CMEV estimates voter turn out to be between 50-55%. This could be the lowest turn out figures in recent history, as most Presidential and General Elections have seen averages of 65-75%. The lowest turn out for a General or Presidential Election in the last twenty years was the Presidential Election of 1988, which was 55.31%, while the General Election of 1989 registered a 63.6% turn out.
CMEV had warned that the loss of public trust and confidence in the electoral process following the Presidential Election could be reflected in a low voter turnout in the General Election. CMEV reiterates its concern that this low turnout could signal a shift in the political culture of the Sri Lankan electorate, which has enjoyed the franchise for almost seven decades and registered high voter turn out in most elections. The measure of our concern is the contrast in the conditions that obtained in the country in 1988 and the conditions, which obtain today, and the turn out in the two elections. In 1988 there was a JVP insurgency in the south of the country and the LTTE insurgency in the north and east. That Sri Lanka’s first post –war General Election should elicit such a low level of interest and participation from the electorate is a cause for concern at this crucial juncture in our history.

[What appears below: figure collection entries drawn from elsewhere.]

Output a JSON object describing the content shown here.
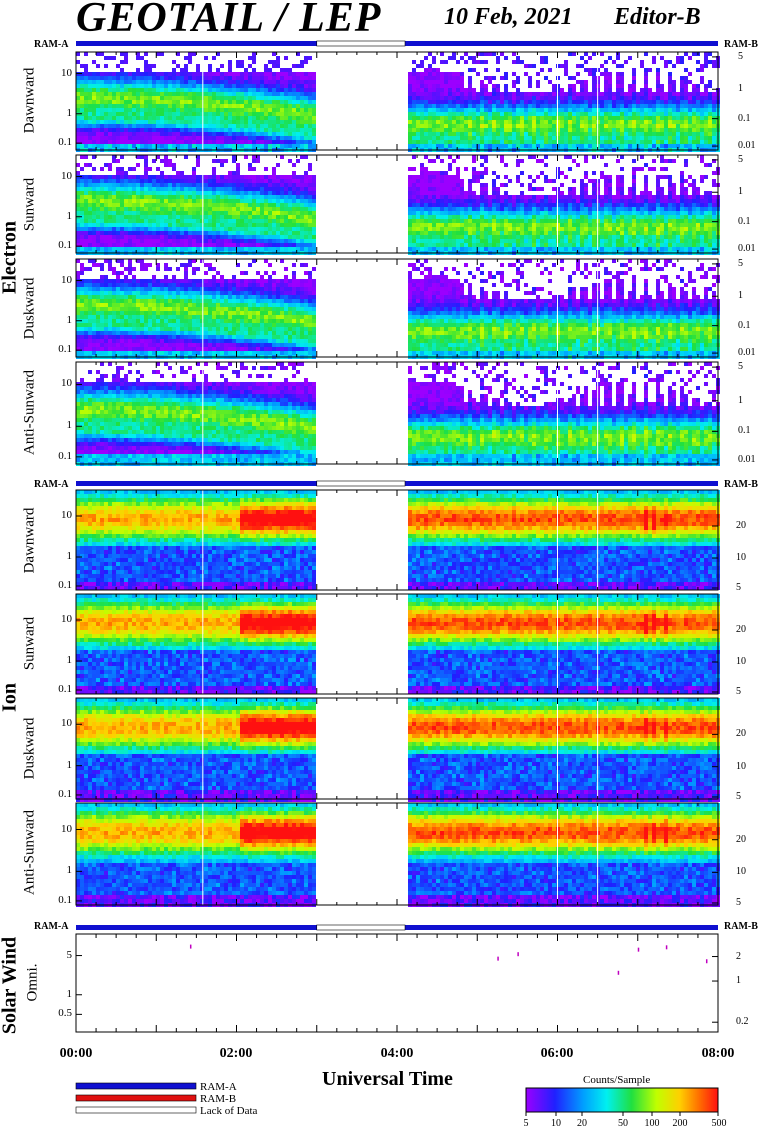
{
  "header": {
    "title": "GEOTAIL / LEP",
    "date": "10 Feb, 2021",
    "editor": "Editor-B"
  },
  "groups": {
    "electron": "Electron",
    "ion": "Ion",
    "solar": "Solar Wind"
  },
  "ram": {
    "a": "RAM-A",
    "b": "RAM-B"
  },
  "xaxis": {
    "label": "Universal Time",
    "ticks": [
      "00:00",
      "02:00",
      "04:00",
      "06:00",
      "08:00"
    ],
    "range_hours": [
      0,
      8
    ]
  },
  "legend": {
    "ram_a": "RAM-A",
    "ram_b": "RAM-B",
    "no_data": "Lack of Data",
    "color_a": "#1010d0",
    "color_b": "#e01010"
  },
  "colorbar": {
    "title": "Counts/Sample",
    "ticks": [
      "5",
      "10",
      "20",
      "50",
      "100",
      "200",
      "500"
    ]
  },
  "chart_data": {
    "type": "heatmap",
    "data_gap_hours": [
      3.0,
      4.1
    ],
    "electron": {
      "left_axis_ticks": [
        "10",
        "1",
        "0.1"
      ],
      "right_axis_ticks": [
        "5",
        "1",
        "0.1",
        "0.01"
      ],
      "panels": [
        "Dawnward",
        "Sunward",
        "Duskward",
        "Anti-Sunward"
      ]
    },
    "ion": {
      "left_axis_ticks": [
        "10",
        "1",
        "0.1"
      ],
      "right_axis_ticks": [
        "20",
        "10",
        "5"
      ],
      "panels": [
        "Dawnward",
        "Sunward",
        "Duskward",
        "Anti-Sunward"
      ]
    },
    "solar_wind": {
      "panel": "Omni.",
      "left_axis_ticks": [
        "5",
        "1",
        "0.5"
      ],
      "right_axis_ticks": [
        "2",
        "1",
        "0.2"
      ],
      "points": [
        [
          1.42,
          6.2
        ],
        [
          5.25,
          3.6
        ],
        [
          5.5,
          4.4
        ],
        [
          6.75,
          1.9
        ],
        [
          7.0,
          5.4
        ],
        [
          7.35,
          6.0
        ],
        [
          7.85,
          3.2
        ]
      ]
    }
  }
}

CMEV urges all political actors to engage in serious reflection on this and take urgent action to restore public trust and confidence in the electoral process that this may well be attributable to. Were the argument to be made that the low turn out is attributable to voters concluding that the result was a foregone conclusion, CMEV draws attention to this election as the one, which recorded the highest number of candidates in any General Election in the country. Clearly they were unable to inspire or enthuse voters.

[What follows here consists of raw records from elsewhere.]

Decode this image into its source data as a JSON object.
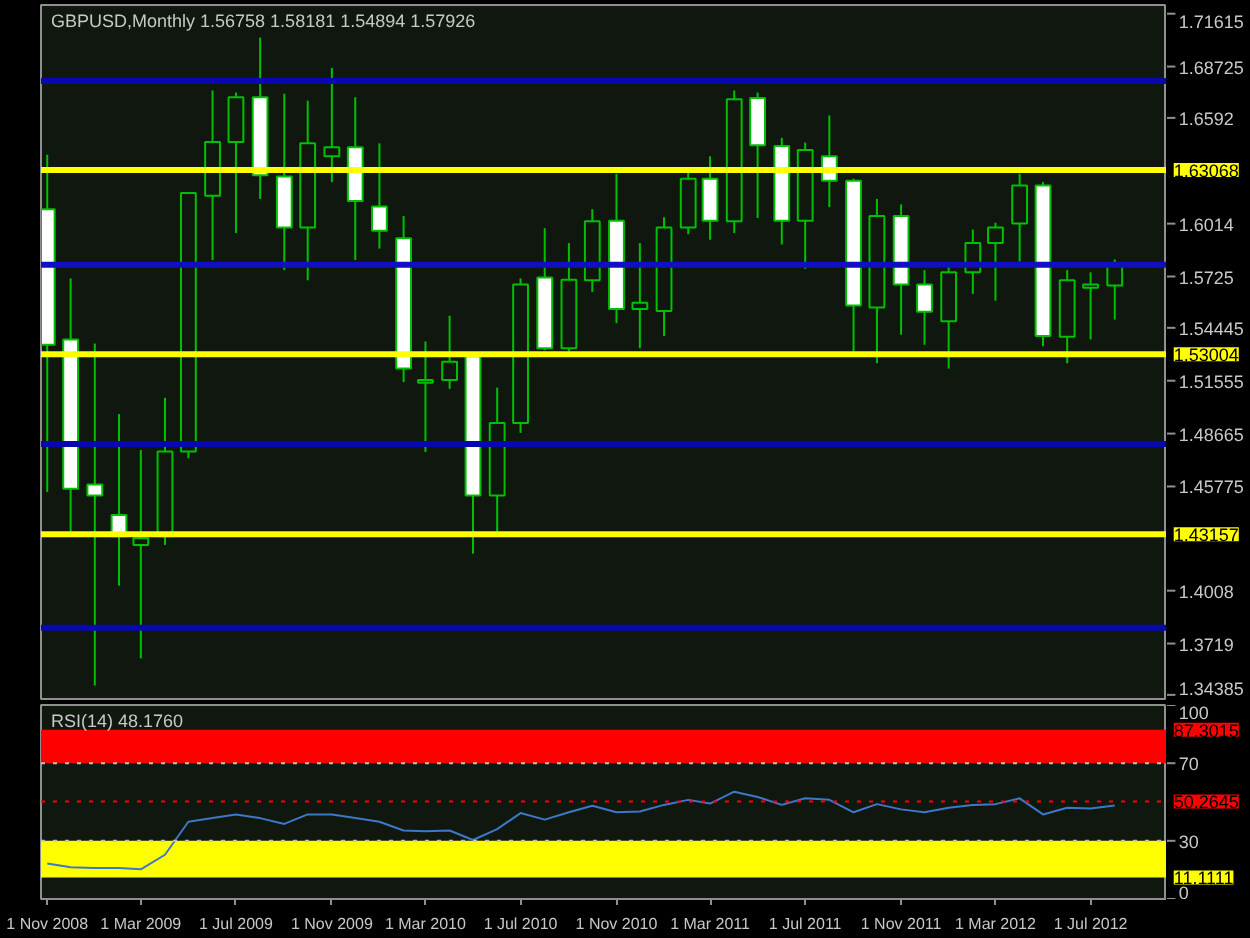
{
  "chart_data": [
    {
      "type": "candlestick",
      "title": "GBPUSD,Monthly  1.56758 1.58181 1.54894 1.57926",
      "color": "#00c000",
      "x": [
        "2008-11",
        "2008-12",
        "2009-01",
        "2009-02",
        "2009-03",
        "2009-04",
        "2009-05",
        "2009-06",
        "2009-07",
        "2009-08",
        "2009-09",
        "2009-10",
        "2009-11",
        "2009-12",
        "2010-01",
        "2010-02",
        "2010-03",
        "2010-04",
        "2010-05",
        "2010-06",
        "2010-07",
        "2010-08",
        "2010-09",
        "2010-10",
        "2010-11",
        "2010-12",
        "2011-01",
        "2011-02",
        "2011-03",
        "2011-04",
        "2011-05",
        "2011-06",
        "2011-07",
        "2011-08",
        "2011-09",
        "2011-10",
        "2011-11",
        "2011-12",
        "2012-01",
        "2012-02",
        "2012-03",
        "2012-04",
        "2012-05",
        "2012-06",
        "2012-07",
        "2012-08"
      ],
      "ohlc": [
        [
          1.6093,
          1.639,
          1.4547,
          1.5352
        ],
        [
          1.5381,
          1.5715,
          1.4332,
          1.4565
        ],
        [
          1.4588,
          1.5359,
          1.349,
          1.4528
        ],
        [
          1.4421,
          1.4973,
          1.4035,
          1.4306
        ],
        [
          1.4258,
          1.4777,
          1.3638,
          1.4295
        ],
        [
          1.4306,
          1.5062,
          1.4258,
          1.4769
        ],
        [
          1.4769,
          1.6186,
          1.4732,
          1.6182
        ],
        [
          1.6167,
          1.6742,
          1.5815,
          1.646
        ],
        [
          1.646,
          1.6731,
          1.5963,
          1.6705
        ],
        [
          1.6705,
          1.7031,
          1.6149,
          1.6279
        ],
        [
          1.6271,
          1.6724,
          1.576,
          1.5993
        ],
        [
          1.5993,
          1.6686,
          1.5704,
          1.6453
        ],
        [
          1.6382,
          1.6865,
          1.6241,
          1.6431
        ],
        [
          1.6431,
          1.6705,
          1.5815,
          1.6138
        ],
        [
          1.6108,
          1.6453,
          1.5878,
          1.5975
        ],
        [
          1.5934,
          1.6056,
          1.5148,
          1.5222
        ],
        [
          1.5144,
          1.537,
          1.4766,
          1.5159
        ],
        [
          1.5159,
          1.5511,
          1.5111,
          1.5259
        ],
        [
          1.5289,
          1.5296,
          1.421,
          1.4528
        ],
        [
          1.4528,
          1.5118,
          1.4332,
          1.4925
        ],
        [
          1.4925,
          1.5715,
          1.487,
          1.5682
        ],
        [
          1.5719,
          1.5989,
          1.5322,
          1.5333
        ],
        [
          1.5333,
          1.5908,
          1.5315,
          1.5708
        ],
        [
          1.5704,
          1.6093,
          1.5641,
          1.6027
        ],
        [
          1.603,
          1.6286,
          1.547,
          1.5548
        ],
        [
          1.5548,
          1.5908,
          1.5333,
          1.5581
        ],
        [
          1.5537,
          1.6049,
          1.54,
          1.5993
        ],
        [
          1.5993,
          1.6297,
          1.5956,
          1.626
        ],
        [
          1.626,
          1.6382,
          1.5926,
          1.603
        ],
        [
          1.6027,
          1.6742,
          1.5963,
          1.6694
        ],
        [
          1.6701,
          1.6731,
          1.6045,
          1.6442
        ],
        [
          1.6438,
          1.6483,
          1.59,
          1.603
        ],
        [
          1.603,
          1.6457,
          1.5767,
          1.6416
        ],
        [
          1.6382,
          1.6605,
          1.6104,
          1.6249
        ],
        [
          1.6249,
          1.626,
          1.5315,
          1.5567
        ],
        [
          1.5556,
          1.6149,
          1.5251,
          1.6056
        ],
        [
          1.6056,
          1.6119,
          1.5407,
          1.5682
        ],
        [
          1.5682,
          1.576,
          1.5352,
          1.5533
        ],
        [
          1.5481,
          1.5778,
          1.5222,
          1.5748
        ],
        [
          1.5748,
          1.5982,
          1.563,
          1.5908
        ],
        [
          1.5908,
          1.6019,
          1.5593,
          1.5993
        ],
        [
          1.6015,
          1.6286,
          1.5808,
          1.6223
        ],
        [
          1.6223,
          1.6241,
          1.5344,
          1.54
        ],
        [
          1.5396,
          1.576,
          1.5251,
          1.5704
        ],
        [
          1.5663,
          1.5748,
          1.5381,
          1.5682
        ],
        [
          1.56758,
          1.58181,
          1.54894,
          1.57926
        ]
      ],
      "xlim": [
        "2008-10-24",
        "2012-10-07"
      ],
      "ylim": [
        1.3405,
        1.7209
      ],
      "yticks": [
        1.71615,
        1.68725,
        1.6592,
        1.6014,
        1.5725,
        1.54445,
        1.51555,
        1.48665,
        1.45775,
        1.4008,
        1.3719,
        1.34385
      ],
      "ref_lines": [
        {
          "axis": "y",
          "value": 1.6794,
          "label": null,
          "color": "#0808b0"
        },
        {
          "axis": "y",
          "value": 1.63068,
          "label": "1.63068",
          "color": "#ffff00"
        },
        {
          "axis": "y",
          "value": 1.5789,
          "label": null,
          "color": "#1010c0"
        },
        {
          "axis": "y",
          "value": 1.53004,
          "label": "1.53004",
          "color": "#ffff00"
        },
        {
          "axis": "y",
          "value": 1.481,
          "label": null,
          "color": "#0808b0"
        },
        {
          "axis": "y",
          "value": 1.43157,
          "label": "1.43157",
          "color": "#ffff00"
        },
        {
          "axis": "y",
          "value": 1.3805,
          "label": null,
          "color": "#0808b0"
        }
      ],
      "tick_labels": "y"
    },
    {
      "type": "line",
      "title": "RSI(14) 48.1760",
      "x": [
        "2008-11",
        "2008-12",
        "2009-01",
        "2009-02",
        "2009-03",
        "2009-04",
        "2009-05",
        "2009-06",
        "2009-07",
        "2009-08",
        "2009-09",
        "2009-10",
        "2009-11",
        "2009-12",
        "2010-01",
        "2010-02",
        "2010-03",
        "2010-04",
        "2010-05",
        "2010-06",
        "2010-07",
        "2010-08",
        "2010-09",
        "2010-10",
        "2010-11",
        "2010-12",
        "2011-01",
        "2011-02",
        "2011-03",
        "2011-04",
        "2011-05",
        "2011-06",
        "2011-07",
        "2011-08",
        "2011-09",
        "2011-10",
        "2011-11",
        "2011-12",
        "2012-01",
        "2012-02",
        "2012-03",
        "2012-04",
        "2012-05",
        "2012-06",
        "2012-07",
        "2012-08"
      ],
      "series": [
        {
          "color": "#3c78c8",
          "values": [
            18.3,
            16.4,
            16.0,
            16.0,
            15.3,
            22.8,
            39.8,
            41.7,
            43.6,
            41.7,
            38.7,
            43.6,
            43.6,
            41.7,
            39.8,
            35.3,
            34.9,
            35.3,
            30.4,
            36.0,
            44.3,
            40.9,
            44.7,
            48.1,
            44.7,
            45.1,
            48.5,
            51.1,
            49.2,
            55.3,
            52.6,
            48.5,
            51.9,
            51.1,
            44.7,
            48.9,
            46.2,
            44.7,
            47.0,
            48.5,
            48.9,
            51.9,
            43.6,
            47.0,
            46.6,
            48.2
          ]
        }
      ],
      "xlim": [
        "2008-10-24",
        "2012-10-07"
      ],
      "ylim": [
        0,
        100
      ],
      "yticks": [
        0,
        30,
        70,
        100
      ],
      "xticks": [
        {
          "value": "2008-11",
          "label": "1 Nov 2008"
        },
        {
          "value": "2009-03",
          "label": "1 Mar 2009"
        },
        {
          "value": "2009-07",
          "label": "1 Jul 2009"
        },
        {
          "value": "2009-11",
          "label": "1 Nov 2009"
        },
        {
          "value": "2010-03",
          "label": "1 Mar 2010"
        },
        {
          "value": "2010-07",
          "label": "1 Jul 2010"
        },
        {
          "value": "2010-11",
          "label": "1 Nov 2010"
        },
        {
          "value": "2011-03",
          "label": "1 Mar 2011"
        },
        {
          "value": "2011-07",
          "label": "1 Jul 2011"
        },
        {
          "value": "2011-11",
          "label": "1 Nov 2011"
        },
        {
          "value": "2012-03",
          "label": "1 Mar 2012"
        },
        {
          "value": "2012-07",
          "label": "1 Jul 2012"
        }
      ],
      "bands": [
        {
          "axis": "y",
          "from": 70,
          "to": 87.3015,
          "label": "87.3015",
          "color": "#ff0000"
        },
        {
          "axis": "y",
          "from": 11.1111,
          "to": 30,
          "label": "11.1111",
          "color": "#ffff00"
        }
      ],
      "ref_lines": [
        {
          "axis": "y",
          "value": 70,
          "label": null,
          "color": "#c0c0c0",
          "line_style": "dotted"
        },
        {
          "axis": "y",
          "value": 30,
          "label": null,
          "color": "#c0c0c0",
          "line_style": "dotted"
        },
        {
          "axis": "y",
          "value": 50.2645,
          "label": "50.2645",
          "color": "#ff0000",
          "line_style": "dotted"
        }
      ]
    }
  ]
}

In this context, CMEV wishes to register its concern about the Ada Derana text message to the effect that the Commissioner will only announce the turn out figure along with the final results. This fuels unnecessary speculation and could further erode public trust and confidence in the electoral process.
CMEV is particularly concerned by the incidents in Nawalapitiya prior to the commencement of polling and in the early hours of polling where polling agents were threatened and intimidated. CMEV has urged the Commissioner to annul the poll in the centres affected.

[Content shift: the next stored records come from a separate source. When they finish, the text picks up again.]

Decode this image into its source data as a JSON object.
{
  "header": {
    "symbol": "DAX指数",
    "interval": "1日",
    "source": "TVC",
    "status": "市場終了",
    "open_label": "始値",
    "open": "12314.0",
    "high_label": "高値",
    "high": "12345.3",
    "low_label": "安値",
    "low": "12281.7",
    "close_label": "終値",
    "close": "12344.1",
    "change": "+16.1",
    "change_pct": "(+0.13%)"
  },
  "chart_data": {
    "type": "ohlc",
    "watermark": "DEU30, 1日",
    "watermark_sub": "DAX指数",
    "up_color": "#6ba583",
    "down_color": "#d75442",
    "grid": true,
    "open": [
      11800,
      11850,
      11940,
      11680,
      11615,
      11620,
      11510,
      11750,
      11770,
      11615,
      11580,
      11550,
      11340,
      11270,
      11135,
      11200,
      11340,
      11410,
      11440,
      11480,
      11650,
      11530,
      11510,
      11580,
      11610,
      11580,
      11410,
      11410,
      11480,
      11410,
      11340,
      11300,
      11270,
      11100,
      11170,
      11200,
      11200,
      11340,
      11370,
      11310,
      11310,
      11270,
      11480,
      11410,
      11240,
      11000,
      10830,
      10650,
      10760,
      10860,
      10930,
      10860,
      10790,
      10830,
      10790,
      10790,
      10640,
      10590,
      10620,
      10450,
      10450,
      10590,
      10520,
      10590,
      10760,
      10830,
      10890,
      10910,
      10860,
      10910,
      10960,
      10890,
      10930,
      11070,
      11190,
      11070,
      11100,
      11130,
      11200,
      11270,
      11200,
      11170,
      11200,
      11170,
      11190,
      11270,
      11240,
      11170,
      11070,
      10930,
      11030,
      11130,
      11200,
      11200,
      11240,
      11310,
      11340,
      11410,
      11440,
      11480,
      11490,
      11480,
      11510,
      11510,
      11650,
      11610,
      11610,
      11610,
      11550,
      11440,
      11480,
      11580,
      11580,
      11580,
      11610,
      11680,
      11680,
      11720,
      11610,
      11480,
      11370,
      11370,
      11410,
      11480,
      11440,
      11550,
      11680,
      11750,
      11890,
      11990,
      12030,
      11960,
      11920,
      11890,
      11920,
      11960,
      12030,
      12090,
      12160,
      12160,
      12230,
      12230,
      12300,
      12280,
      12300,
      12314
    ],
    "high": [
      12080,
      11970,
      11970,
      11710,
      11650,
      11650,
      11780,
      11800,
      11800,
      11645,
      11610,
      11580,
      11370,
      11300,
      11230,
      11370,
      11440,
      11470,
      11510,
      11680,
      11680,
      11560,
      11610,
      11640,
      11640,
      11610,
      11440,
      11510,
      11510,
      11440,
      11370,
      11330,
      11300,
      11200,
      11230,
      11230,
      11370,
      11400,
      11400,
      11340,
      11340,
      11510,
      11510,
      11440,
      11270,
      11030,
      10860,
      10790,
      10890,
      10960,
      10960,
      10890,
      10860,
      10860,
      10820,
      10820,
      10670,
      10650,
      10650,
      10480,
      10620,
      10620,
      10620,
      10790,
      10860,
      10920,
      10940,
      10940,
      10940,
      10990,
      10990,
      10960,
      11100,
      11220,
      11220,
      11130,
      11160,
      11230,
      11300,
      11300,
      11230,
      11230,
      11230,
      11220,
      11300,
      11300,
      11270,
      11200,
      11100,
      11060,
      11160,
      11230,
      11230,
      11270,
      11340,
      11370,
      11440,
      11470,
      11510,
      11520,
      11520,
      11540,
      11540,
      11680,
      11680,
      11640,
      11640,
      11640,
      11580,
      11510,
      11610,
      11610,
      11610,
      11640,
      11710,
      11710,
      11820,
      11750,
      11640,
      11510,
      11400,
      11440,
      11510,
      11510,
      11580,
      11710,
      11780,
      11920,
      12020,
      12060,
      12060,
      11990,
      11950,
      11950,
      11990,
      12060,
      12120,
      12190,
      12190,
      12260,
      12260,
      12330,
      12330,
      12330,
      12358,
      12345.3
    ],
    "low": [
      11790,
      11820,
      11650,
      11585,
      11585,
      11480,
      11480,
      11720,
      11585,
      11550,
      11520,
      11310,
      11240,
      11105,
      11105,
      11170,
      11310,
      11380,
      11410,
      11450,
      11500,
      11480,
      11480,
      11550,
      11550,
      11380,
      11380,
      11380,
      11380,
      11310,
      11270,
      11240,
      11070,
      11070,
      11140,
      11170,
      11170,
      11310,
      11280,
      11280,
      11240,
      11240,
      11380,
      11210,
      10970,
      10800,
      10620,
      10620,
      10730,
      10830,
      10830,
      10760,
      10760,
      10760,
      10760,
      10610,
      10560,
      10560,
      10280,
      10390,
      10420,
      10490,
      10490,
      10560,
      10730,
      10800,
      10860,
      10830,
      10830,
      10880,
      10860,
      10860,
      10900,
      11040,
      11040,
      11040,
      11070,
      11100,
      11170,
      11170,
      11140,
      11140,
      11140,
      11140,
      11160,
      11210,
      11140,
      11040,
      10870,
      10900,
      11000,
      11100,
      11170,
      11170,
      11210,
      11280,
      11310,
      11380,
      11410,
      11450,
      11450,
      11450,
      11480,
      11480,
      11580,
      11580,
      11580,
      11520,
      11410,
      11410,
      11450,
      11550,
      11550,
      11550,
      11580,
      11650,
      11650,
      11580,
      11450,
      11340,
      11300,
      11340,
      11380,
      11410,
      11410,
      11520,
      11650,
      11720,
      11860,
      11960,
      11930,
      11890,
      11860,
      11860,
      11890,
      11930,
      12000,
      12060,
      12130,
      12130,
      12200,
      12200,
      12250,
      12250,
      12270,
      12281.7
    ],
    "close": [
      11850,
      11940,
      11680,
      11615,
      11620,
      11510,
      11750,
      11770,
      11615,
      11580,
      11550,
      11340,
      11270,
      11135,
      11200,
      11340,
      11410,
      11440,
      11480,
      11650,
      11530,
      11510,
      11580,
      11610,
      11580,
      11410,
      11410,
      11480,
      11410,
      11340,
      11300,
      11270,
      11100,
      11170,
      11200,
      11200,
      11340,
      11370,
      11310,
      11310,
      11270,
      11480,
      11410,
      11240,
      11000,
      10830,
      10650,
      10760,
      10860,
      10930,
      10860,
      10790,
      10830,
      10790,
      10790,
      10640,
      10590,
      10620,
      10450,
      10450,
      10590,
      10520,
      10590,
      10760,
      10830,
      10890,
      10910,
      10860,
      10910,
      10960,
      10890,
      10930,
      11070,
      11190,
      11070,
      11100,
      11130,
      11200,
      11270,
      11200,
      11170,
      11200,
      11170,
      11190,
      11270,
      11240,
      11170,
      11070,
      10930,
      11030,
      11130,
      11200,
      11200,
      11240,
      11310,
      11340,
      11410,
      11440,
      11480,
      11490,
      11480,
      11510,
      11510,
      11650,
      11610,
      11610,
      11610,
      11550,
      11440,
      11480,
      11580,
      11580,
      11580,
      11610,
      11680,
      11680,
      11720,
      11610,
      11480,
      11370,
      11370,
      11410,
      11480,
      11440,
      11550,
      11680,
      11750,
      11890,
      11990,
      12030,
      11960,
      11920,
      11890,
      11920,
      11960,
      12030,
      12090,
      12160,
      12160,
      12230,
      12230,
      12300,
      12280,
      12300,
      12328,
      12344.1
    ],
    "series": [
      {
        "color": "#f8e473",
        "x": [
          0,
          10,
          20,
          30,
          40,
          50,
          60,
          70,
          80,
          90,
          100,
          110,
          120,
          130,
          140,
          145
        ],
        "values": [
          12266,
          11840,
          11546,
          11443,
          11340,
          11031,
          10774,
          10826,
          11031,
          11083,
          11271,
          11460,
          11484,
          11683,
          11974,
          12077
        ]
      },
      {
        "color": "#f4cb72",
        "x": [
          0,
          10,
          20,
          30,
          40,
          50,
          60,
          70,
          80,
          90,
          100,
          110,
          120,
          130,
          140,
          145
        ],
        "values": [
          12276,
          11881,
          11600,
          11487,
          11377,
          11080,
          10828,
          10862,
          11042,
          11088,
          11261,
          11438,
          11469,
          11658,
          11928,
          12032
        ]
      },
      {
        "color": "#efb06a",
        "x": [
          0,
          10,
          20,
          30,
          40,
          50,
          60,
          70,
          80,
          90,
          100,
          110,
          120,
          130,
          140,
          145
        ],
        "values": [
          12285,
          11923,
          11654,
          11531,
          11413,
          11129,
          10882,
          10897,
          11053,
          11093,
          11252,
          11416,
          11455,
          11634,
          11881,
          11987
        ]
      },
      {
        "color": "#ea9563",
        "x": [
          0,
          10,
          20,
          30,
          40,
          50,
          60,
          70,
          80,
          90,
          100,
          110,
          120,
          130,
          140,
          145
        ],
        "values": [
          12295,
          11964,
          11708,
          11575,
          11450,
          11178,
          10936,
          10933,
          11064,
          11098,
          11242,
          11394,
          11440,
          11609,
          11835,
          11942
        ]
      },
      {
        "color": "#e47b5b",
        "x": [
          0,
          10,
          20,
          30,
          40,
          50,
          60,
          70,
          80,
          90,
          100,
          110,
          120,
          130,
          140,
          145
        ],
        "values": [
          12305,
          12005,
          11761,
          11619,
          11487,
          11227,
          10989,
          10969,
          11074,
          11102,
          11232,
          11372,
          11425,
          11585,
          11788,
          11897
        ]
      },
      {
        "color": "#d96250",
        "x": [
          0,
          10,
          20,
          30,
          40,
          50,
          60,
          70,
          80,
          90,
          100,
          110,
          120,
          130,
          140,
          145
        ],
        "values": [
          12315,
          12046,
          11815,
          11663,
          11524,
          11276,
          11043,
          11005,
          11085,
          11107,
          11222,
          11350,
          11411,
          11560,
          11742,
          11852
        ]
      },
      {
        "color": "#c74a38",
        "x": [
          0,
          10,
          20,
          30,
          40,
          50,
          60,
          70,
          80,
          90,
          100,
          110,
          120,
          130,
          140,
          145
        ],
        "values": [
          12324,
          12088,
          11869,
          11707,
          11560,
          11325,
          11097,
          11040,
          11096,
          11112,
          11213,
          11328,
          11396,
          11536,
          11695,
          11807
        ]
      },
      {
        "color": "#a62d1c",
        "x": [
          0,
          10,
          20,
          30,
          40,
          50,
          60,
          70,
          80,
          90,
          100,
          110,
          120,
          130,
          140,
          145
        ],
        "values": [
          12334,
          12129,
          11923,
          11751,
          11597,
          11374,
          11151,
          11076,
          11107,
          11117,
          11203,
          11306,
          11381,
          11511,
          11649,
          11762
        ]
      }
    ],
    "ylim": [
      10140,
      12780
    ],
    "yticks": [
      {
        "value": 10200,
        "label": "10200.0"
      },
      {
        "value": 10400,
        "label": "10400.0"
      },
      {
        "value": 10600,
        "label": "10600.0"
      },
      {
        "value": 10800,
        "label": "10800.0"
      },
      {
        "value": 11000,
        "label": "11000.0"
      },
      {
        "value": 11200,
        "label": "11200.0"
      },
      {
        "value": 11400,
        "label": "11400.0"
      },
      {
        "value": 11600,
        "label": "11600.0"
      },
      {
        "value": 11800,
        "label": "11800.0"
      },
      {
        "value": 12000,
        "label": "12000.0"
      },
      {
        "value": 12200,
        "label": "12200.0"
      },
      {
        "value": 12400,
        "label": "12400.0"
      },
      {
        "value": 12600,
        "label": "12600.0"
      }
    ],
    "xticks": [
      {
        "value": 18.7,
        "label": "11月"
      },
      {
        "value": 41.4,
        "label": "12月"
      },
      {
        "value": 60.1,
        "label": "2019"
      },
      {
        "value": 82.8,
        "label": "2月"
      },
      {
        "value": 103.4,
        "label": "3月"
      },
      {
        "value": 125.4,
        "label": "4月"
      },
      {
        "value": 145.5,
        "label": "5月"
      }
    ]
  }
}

CMEV is also concerned with reports of possible malpractices with post election arrangements including counting. CMEV has been informed of a ballot box allegedly being switched in Nikawaratiya by supporters of UPFA candidate Johnston Fernando in the presence of the Special Task Force and police. CMEV urges the Commissioner of Election to take all steps to ensure the safety of the ballot boxes and to investigate all allegations of malpractice. CMEV urges all political parties, candidates and their supporters to respect the electoral process including the counting that is to commence shortly. Election monitors including CMEV have been permitted to be present at the announcement of results at the District Secretariat but not at the count.